Conditioning The Information In Portfolio Optimization

Carlo Sala

Swiss Finance Institute at the University of Lugano

Giovanni Barone Adesi

Swiss Finance Institute at the University of Lugano

October 16, 2015

Abstract:

This paper proposes a theoretical analysis on the impact of a smaller filtration set on the three main components used in asset pricing, namely the risk physical and neutral measures and the pricing kernel.

The analysis is carried out by means of a portfolio optimization problem for a small and rational investor. Solving for the maximal expected logarithmic and power utility of the terminal wealth, we prove the existence of an information premium between what is required by the theory, a complete information set arising from a fully conditional measures, and what is instead used in reality. Starting from Hansen and Jagganathan (1991) and searching for the best bounds, we study the impact of the premium on the pricing kernel. Finally, exploiting the strong interconnection between the pricing kernel and its densities the extension to the risk-neutral measure follows naturally.

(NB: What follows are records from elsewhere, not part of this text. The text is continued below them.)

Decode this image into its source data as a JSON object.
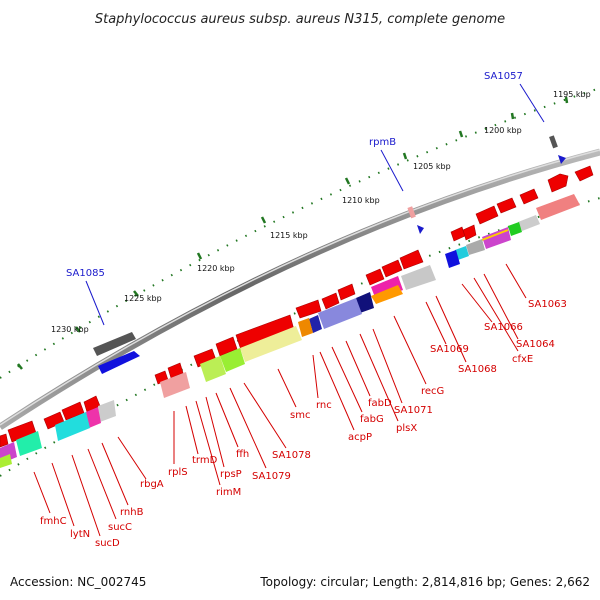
{
  "title": "Staphylococcus aureus subsp. aureus N315, complete genome",
  "accession": "Accession: NC_002745",
  "summary": "Topology: circular; Length: 2,814,816 bp; Genes: 2,662",
  "kbp_ticks": [
    "1195 kbp",
    "1200 kbp",
    "1205 kbp",
    "1210 kbp",
    "1215 kbp",
    "1220 kbp",
    "1225 kbp",
    "1230 kbp"
  ],
  "markers": [
    "SA1057",
    "rpmB",
    "SA1085"
  ],
  "genes": [
    "fmhC",
    "lytN",
    "sucD",
    "sucC",
    "rnhB",
    "rbgA",
    "rplS",
    "trmD",
    "rimM",
    "rpsP",
    "ffh",
    "SA1079",
    "SA1078",
    "smc",
    "rnc",
    "acpP",
    "fabG",
    "fabD",
    "plsX",
    "SA1071",
    "recG",
    "SA1069",
    "SA1068",
    "cfxE",
    "SA1066",
    "SA1064",
    "SA1063"
  ],
  "colors": {
    "gene_red": "#ee0000",
    "marker_blue": "#1a1acc",
    "backbone": "#888888",
    "tick_green": "#227722"
  }
}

Conditioning The Information In Portfolio Optimization – Introduction

The risk-neutral measure is a risk-adjusted real world probability. Defined in a complete world with no arbitrage, the equivalence of the two measure, also known as the Equivalent Martingale Measure (EMM) follows from the second Fundamental Theorem of Asset Pricing (henceforth: FTAP). The change of measure is made possible by a kernel, an operator. In finance, once properly discounted this operator takes the name of pricing kernel (henceforth: PK). The thight interconnection between the two measures and the PK thus follows by definition. Exploiting this interrelationship, the knowledge of any of these two random variable implies uniquely the third. As a drawback, a possible misspecification in estimation may load on more variables.

The PK as well as the risk-physical measure, dealing with investors’ behaviors, are as much important as fully non linear and complex to estimate. From an estimation viewpoint, to put as much less structure as possible on the fully non-parametric PK, it is conventional wisdom to estimate separately the two measures and then extracting the relative PK from their discounted ratio. While from the point of view of the information the risk-neutral measure extracted from option panels are naturally unbiased1, the real world probabilities extracted from the underlying stream of past return are systematically biased. The backward nature of this estimation methodology is the cause of possible mispricing and is at the heart of our paper.

Investors’ subjective beliefs are forward looking. An investor decides if and how to trade depending, among the others, on her personal beliefs. Since the investment horizon spans from the present into the future it is, by definition, uncertain. This uncertainty represent the degree of riskiness of an investment. Therefore, the valuation of any risky investment, has to take into account the forward nature of the subjective beliefs.

Counterintuitively with respect to their nature, investors beliefs are estimated with backward looking information (i.e.: Ait Sahalia and Lo (1998)[1], Jackwerth (2000)[12], Brown and Jackwerth (2001)[6], Rosenberg and Engle (2002)[8], Barone-Adesi et al.(2008)[3], Hardle (2006)[20]). Using these data, an important fraction of the investor’s risk and preferences are lost. As a consequence, a discrepancy between what is empirically obtainable and what is theoretically required by the neo-classical asset pricing literature arises. The larger the forward looking information bias, the larger is the subsequent mispricing.